Cloud computing has been defined in a number of ways. Some of the definitions are clear while others add a little bit to the confusion. Is there a way to really clarify just what cloud computing entails?
Wikipedia defines cloud computing this way:
Cloud computing is Internet-based computing, whereby shared resources, software, and information are provided to computers and other devices on demand, like the electricity grid.
Here’s another, similar, definition:
In its simplest form, cloud computing are virtual servers and applications available to us over the internet. This enables an organization to access capabilities beyond its present investment and capabilities in technology.
InfoWorld has a similar definition as well:
Cloud computing encompasses any subscription-based or pay-per-use service that, in real time over the Internet, extends IT’s existing capabilities.

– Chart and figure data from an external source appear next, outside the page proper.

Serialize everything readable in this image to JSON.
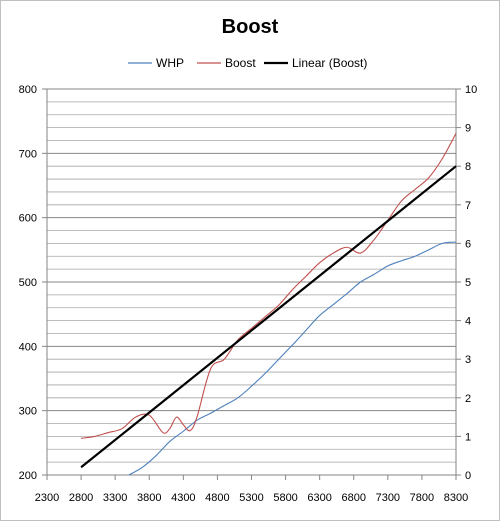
{
  "chart_data": {
    "type": "line",
    "title": "Boost",
    "legend_position": "top",
    "grid": true,
    "x": {
      "min": 2300,
      "max": 8300,
      "ticks": [
        2300,
        2800,
        3300,
        3800,
        4300,
        4800,
        5300,
        5800,
        6300,
        6800,
        7300,
        7800,
        8300
      ],
      "tick_labels": [
        "2300",
        "2800",
        "3300",
        "3800",
        "4300",
        "4800",
        "5300",
        "5800",
        "6300",
        "6800",
        "7300",
        "7800",
        "8300"
      ]
    },
    "y_left": {
      "min": 200,
      "max": 800,
      "ticks": [
        200,
        300,
        400,
        500,
        600,
        700,
        800
      ],
      "tick_labels": [
        "200",
        "300",
        "400",
        "500",
        "600",
        "700",
        "800"
      ]
    },
    "y_right": {
      "min": 0,
      "max": 10,
      "ticks": [
        0,
        1,
        2,
        3,
        4,
        5,
        6,
        7,
        8,
        9,
        10
      ],
      "tick_labels": [
        "0",
        "1",
        "2",
        "3",
        "4",
        "5",
        "6",
        "7",
        "8",
        "9",
        "10"
      ]
    },
    "series": [
      {
        "name": "WHP",
        "axis": "left",
        "color": "#4F81BD",
        "x": [
          3500,
          3700,
          3900,
          4100,
          4300,
          4500,
          4700,
          4900,
          5100,
          5300,
          5500,
          5700,
          5900,
          6100,
          6300,
          6500,
          6700,
          6900,
          7100,
          7300,
          7500,
          7700,
          7900,
          8100,
          8300
        ],
        "y": [
          200,
          212,
          230,
          252,
          268,
          285,
          296,
          308,
          320,
          338,
          358,
          380,
          402,
          425,
          448,
          465,
          482,
          500,
          512,
          525,
          533,
          540,
          550,
          560,
          562
        ]
      },
      {
        "name": "Boost",
        "axis": "right",
        "color": "#C0504D",
        "x": [
          2800,
          3000,
          3200,
          3400,
          3600,
          3800,
          4000,
          4100,
          4200,
          4300,
          4400,
          4500,
          4700,
          4900,
          5100,
          5300,
          5500,
          5700,
          5900,
          6100,
          6300,
          6500,
          6700,
          6900,
          7100,
          7300,
          7500,
          7700,
          7900,
          8100,
          8300
        ],
        "y": [
          0.95,
          1.0,
          1.1,
          1.2,
          1.5,
          1.55,
          1.1,
          1.2,
          1.5,
          1.3,
          1.15,
          1.5,
          2.75,
          3.0,
          3.5,
          3.8,
          4.1,
          4.4,
          4.8,
          5.15,
          5.5,
          5.75,
          5.9,
          5.75,
          6.1,
          6.6,
          7.1,
          7.4,
          7.7,
          8.2,
          8.85
        ]
      },
      {
        "name": "Linear (Boost)",
        "axis": "right",
        "color": "#000000",
        "x": [
          2800,
          8300
        ],
        "y": [
          0.2,
          8.0
        ]
      }
    ]
  }
}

Is the Internet really necessary for cloud computing? One could argue that it is. Obviously, this view has its proponents. But did cloud computing exist prior to the Internet? Again, let’s consult Wikipedia.
The underlying concept of cloud computing dates back to 1960s, when John McCarthy opined that “computation may someday be organized as a public utility”.
Naturally, cloud computing works better through the Internet. It makes data stored in different locations more accessible. One could argue, and I would, that future cloud computing will be conducted entirely online. But it doesn’t need to be.
Suppose, for example, that your company had a large data center in one state and an equally large data center in another state. Suppose that one was online and one was simply a place used for data storage. Suppose that data transferred from your storage facility to other points in your company were all done by disk and external data devices. Would that still be considered cloud computing? I think so.
Cloud computing is simply the distribution of data across multiple data storage units. That’s the most basic form of cloud computing. An extended view is the popular view – that cloud computing must take place in an Internet-connected environment. Just because it most often is doesn’t mean it must necessarily be.